Astraem sempat terdiam. “Kau…”
Garthel menyeringai. “Kau selalu ceroboh, Astraem. Tapi kau juga alasan kenapa aku masih hidup.”
Mereka bertarung bersama. Dua sahabat lama, satu tujuan: menghentikan kehancuran.
Di langit, Dewa Arka dan dewa-dewa lain mulai menyaksikan dengan tenang. Di balik sorotan mata mereka, ada sebuah senyuman kecil—Astraem tak hanya diuji kekuatan, tapi juga ketulusan dan loyalitasnya.
Ketika cahaya terakhir dari sihir Solmire menyala terang, makhluk Bayangan Ketiga akhirnya hancur menjadi butiran cahaya. Udara kembali tenang, awan hitam memudar.
Garthel tertunduk, kelelahan. "Sudah lama aku tidak bertarung seperti ini."
Astraem menepuk bahunya. "Kau datang di saat yang tepat."
Namun Erdelia berteriak dari kejauhan, "Itu belum selesai! Lihat simbol di langit!"
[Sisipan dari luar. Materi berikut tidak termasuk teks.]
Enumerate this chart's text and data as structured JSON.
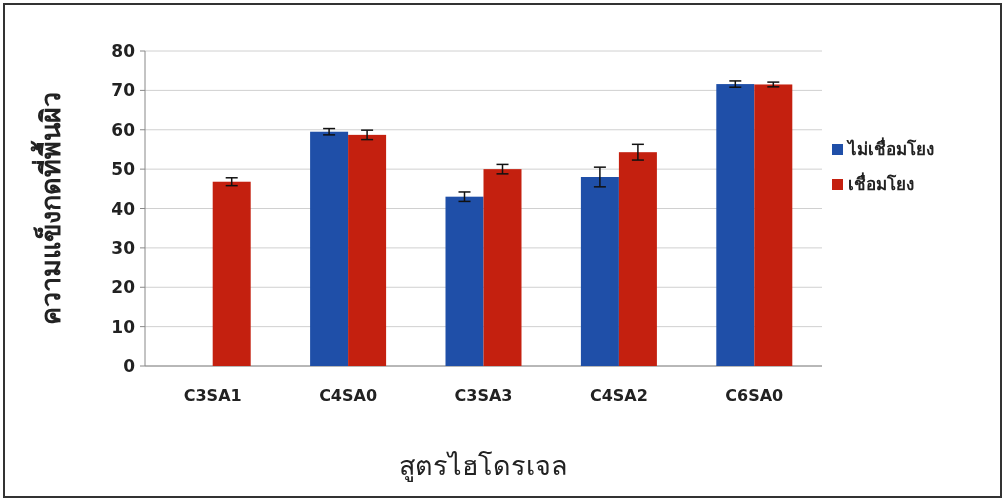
{
  "chart_data": {
    "type": "bar",
    "xlabel": "สูตรไฮโดรเจล",
    "ylabel": "ความแข็งกดที่พื้นผิว",
    "categories": [
      "C3SA1",
      "C4SA0",
      "C3SA3",
      "C4SA2",
      "C6SA0"
    ],
    "series": [
      {
        "name": "ไม่เชื่อมโยง",
        "color": "#1f4fa8",
        "values": [
          null,
          59.5,
          43,
          48,
          71.6
        ],
        "errors": [
          null,
          0.8,
          1.2,
          2.5,
          0.8
        ]
      },
      {
        "name": "เชื่อมโยง",
        "color": "#c4200f",
        "values": [
          46.8,
          58.7,
          50,
          54.3,
          71.5
        ],
        "errors": [
          1.0,
          1.2,
          1.2,
          2.0,
          0.6
        ]
      }
    ],
    "ylim": [
      0,
      80
    ],
    "yticks": [
      0,
      10,
      20,
      30,
      40,
      50,
      60,
      70,
      80
    ],
    "grid": "y",
    "legend": "right"
  }
}
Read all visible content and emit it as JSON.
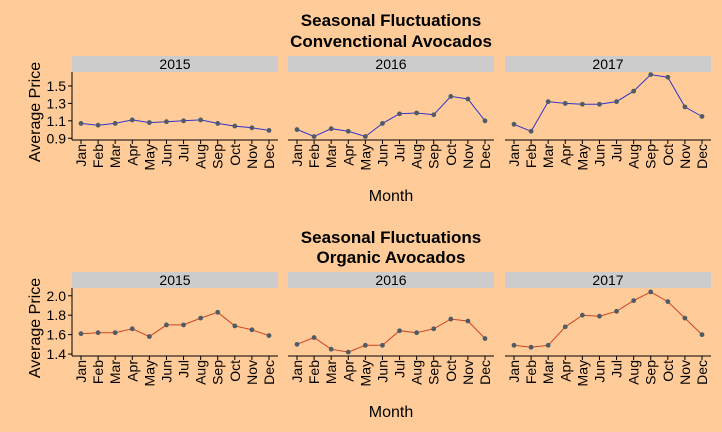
{
  "colors": {
    "background": "#FFCC99",
    "strip": "#CCCCCC",
    "point": "#4F5B66",
    "axis": "#000000",
    "line_conventional": "#3333CC",
    "line_organic": "#CC4422"
  },
  "chart_data": [
    {
      "type": "line",
      "title": "Seasonal Fluctuations\nConvenctional Avocados",
      "title_lines": [
        "Seasonal Fluctuations",
        "Convenctional Avocados"
      ],
      "xlabel": "Month",
      "ylabel": "Average Price",
      "yticks": [
        "0.9",
        "1.1",
        "1.3",
        "1.5"
      ],
      "ylim": [
        0.88,
        1.66
      ],
      "grid": false,
      "line_color_key": "line_conventional",
      "categories": [
        "Jan",
        "Feb",
        "Mar",
        "Apr",
        "May",
        "Jun",
        "Jul",
        "Aug",
        "Sep",
        "Oct",
        "Nov",
        "Dec"
      ],
      "panels": [
        {
          "name": "2015",
          "values": [
            1.07,
            1.05,
            1.07,
            1.11,
            1.08,
            1.09,
            1.1,
            1.11,
            1.07,
            1.04,
            1.02,
            0.99
          ]
        },
        {
          "name": "2016",
          "values": [
            1.0,
            0.92,
            1.01,
            0.98,
            0.92,
            1.07,
            1.18,
            1.19,
            1.17,
            1.38,
            1.35,
            1.1
          ]
        },
        {
          "name": "2017",
          "values": [
            1.06,
            0.98,
            1.32,
            1.3,
            1.29,
            1.29,
            1.32,
            1.44,
            1.63,
            1.6,
            1.26,
            1.15
          ]
        }
      ]
    },
    {
      "type": "line",
      "title": "Seasonal Fluctuations\nOrganic Avocados",
      "title_lines": [
        "Seasonal Fluctuations",
        "Organic Avocados"
      ],
      "xlabel": "Month",
      "ylabel": "Average Price",
      "yticks": [
        "1.4",
        "1.6",
        "1.8",
        "2.0"
      ],
      "ylim": [
        1.38,
        2.08
      ],
      "grid": false,
      "line_color_key": "line_organic",
      "categories": [
        "Jan",
        "Feb",
        "Mar",
        "Apr",
        "May",
        "Jun",
        "Jul",
        "Aug",
        "Sep",
        "Oct",
        "Nov",
        "Dec"
      ],
      "panels": [
        {
          "name": "2015",
          "values": [
            1.61,
            1.62,
            1.62,
            1.66,
            1.58,
            1.7,
            1.7,
            1.77,
            1.83,
            1.69,
            1.65,
            1.59
          ]
        },
        {
          "name": "2016",
          "values": [
            1.5,
            1.57,
            1.45,
            1.42,
            1.49,
            1.49,
            1.64,
            1.62,
            1.66,
            1.76,
            1.74,
            1.56
          ]
        },
        {
          "name": "2017",
          "values": [
            1.49,
            1.47,
            1.49,
            1.68,
            1.8,
            1.79,
            1.84,
            1.95,
            2.04,
            1.94,
            1.77,
            1.6
          ]
        }
      ]
    }
  ]
}
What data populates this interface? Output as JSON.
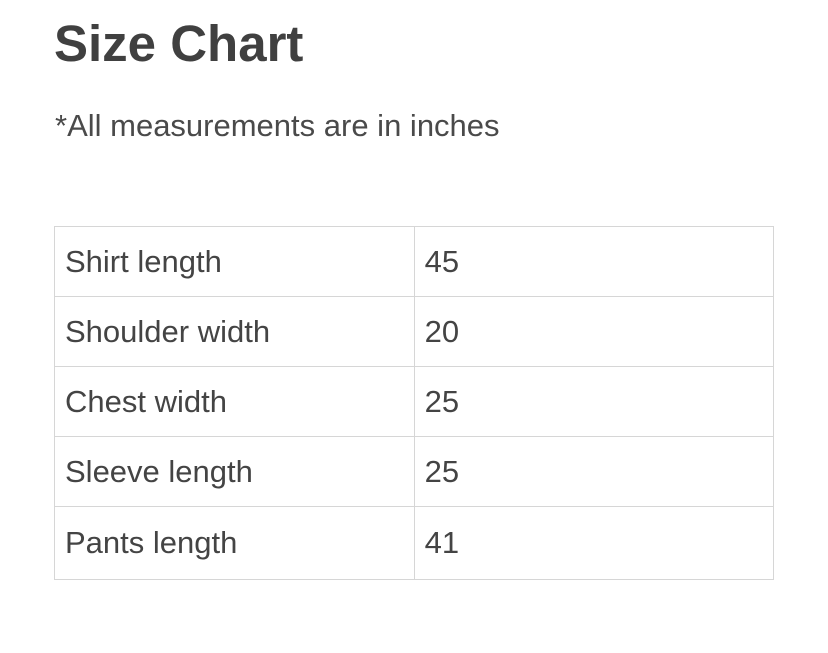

Di atas, simbol merah raksasa menyala. Dari dalamnya muncul sebuah mata besar mengintip ke dunia—seperti entitas yang lebih tinggi dari semua makhluk gelap yang pernah muncul.
Mata itu menatap Astraem langsung.
"Jiwa Langit… uji terakhir akan datang…"
Astraem mencengkeram Solmire lebih erat.
"Aku takkan mundur."
Dan dari kejauhan, sistem mulai berbicara dalam benaknya:
"Sistem diperbarui. Misi utama diperbaharui. Ujian Terakhir: Hadapi Sang Pengintai."
"Hadiah: Pengangkatan Langsung dan Takhta Dewa Terakhir."
Astraem hanya mengangguk. Kini, ia tak lagi merasa diuji—ia merasa dipanggil untuk menjadi cahaya.